Wednesday, November 2, 2011: 12:30 PM

Stephen Gilson, PhD , Center for Community Inclusion and Disability Studies, University of Maine, Orono, ME
Elizabeth DePoy, PhD , Center for Community Inclusion and Disability Studies, University of Maine, Orono, ME
In concert with the conference theme of healthy communities promoting healthy minds and bodies, this session discusses and illustrates the interdisciplinary synthesis and research application of disability studies and state-of-the art engineering to improve communities, public health, and advancement of full participation. We focus on the use of smart robotics to “heal disjuncture” and decrease disparities in health, fitness, work, and social life. Disjuncture defines disability as the interactive ill-fit of atypical bodies and environments. Thus, through this theoretical lens, interdisciplinary solutions to improve the fit between bodies, environments and the function of individuals can be complex, contemporary, and creative. We begin the presentation with a discussion of how disjuncture theory guides the marriage of diverse thinking for innovation. We then illustrate with two research projects (ServiceBot and RRE) in which robotics, smart technology, and contemporary design were used to conceptualize, construct, and test innovative approaches to enhance fitness and social participation. Servicebot replicates the human motions of reaching, grasping, transporting and placing items for use or consumption. RRE (Robotic Rowing Exoskeleton) addresses critical barriers to full participation in and realization of the extensive benefits of fitness and sports activity. For people who need or want such assistance in order to participate in fitness activity, RRE augments movement, coordination, and strength necessary to use a typical rowing machine in any public fitness facility.
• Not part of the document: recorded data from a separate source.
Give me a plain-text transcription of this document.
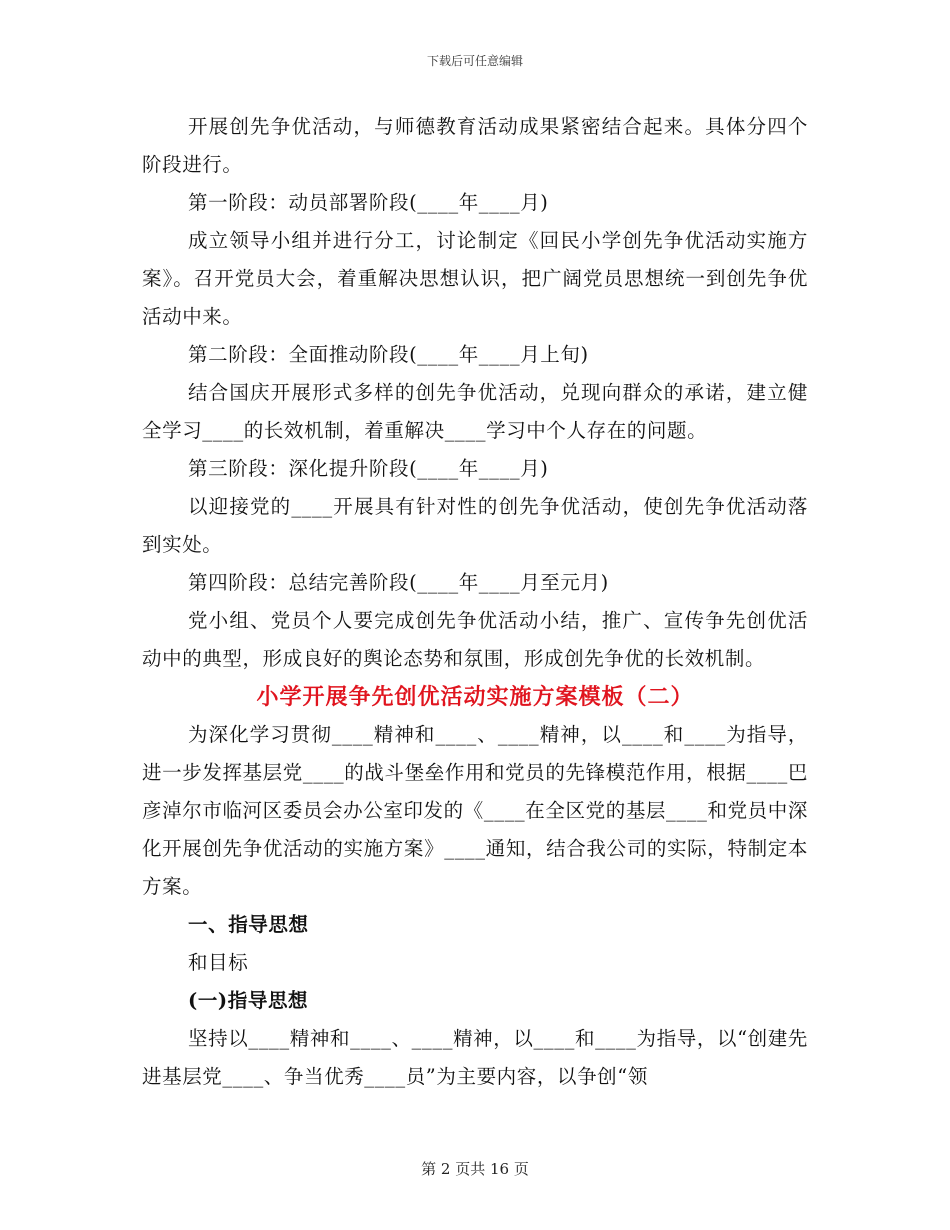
下载后可任意编辑

开展创先争优活动，与师德教育活动成果紧密结合起来。具体分四个阶段进行。

第一阶段：动员部署阶段(____年____月)

成立领导小组并进行分工，讨论制定《回民小学创先争优活动实施方案》。召开党员大会，着重解决思想认识，把广阔党员思想统一到创先争优活动中来。

第二阶段：全面推动阶段(____年____月上旬)

结合国庆开展形式多样的创先争优活动，兑现向群众的承诺，建立健全学习____的长效机制，着重解决____学习中个人存在的问题。

第三阶段：深化提升阶段(____年____月)

以迎接党的____开展具有针对性的创先争优活动，使创先争优活动落到实处。

第四阶段：总结完善阶段(____年____月至元月)

党小组、党员个人要完成创先争优活动小结，推广、宣传争先创优活动中的典型，形成良好的舆论态势和氛围，形成创先争优的长效机制。

小学开展争先创优活动实施方案模板（二）

为深化学习贯彻____精神和____、____精神，以____和____为指导，进一步发挥基层党____的战斗堡垒作用和党员的先锋模范作用，根据____巴彦淖尔市临河区委员会办公室印发的《____在全区党的基层____和党员中深化开展创先争优活动的实施方案》____通知，结合我公司的实际，特制定本方案。

一、指导思想

和目标

(一)指导思想

坚持以____精神和____、____精神，以____和____为指导，以“创建先进基层党____、争当优秀____员”为主要内容，以争创“领

第 2 页共 16 页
We conclude with the outcome research and implications for future efforts guided by disjuncture theory and inquiry.

Learning Areas:
Other professions or practice related to public health
Public health or related research
Social and behavioral sciences
Systems thinking models (conceptual and theoretical models), applications related to public health

Learning Objectives:
Analyze how disjuncture theory frames innovation; Discuss the application of synthetic disability theory and engineering science to augmenting fitness and participation

Keywords: New Technology, Physical Activity

Presenting author's disclosure statement:

Qualified on the content I am responsible for because: I am one of the researchers
Any relevant financial relationships? No

I agree to comply with the American Public Health Association Conflict of Interest and Commercial Support Guidelines, and to disclose to the participants any off-label or experimental uses of a commercial product or service discussed in my presentation.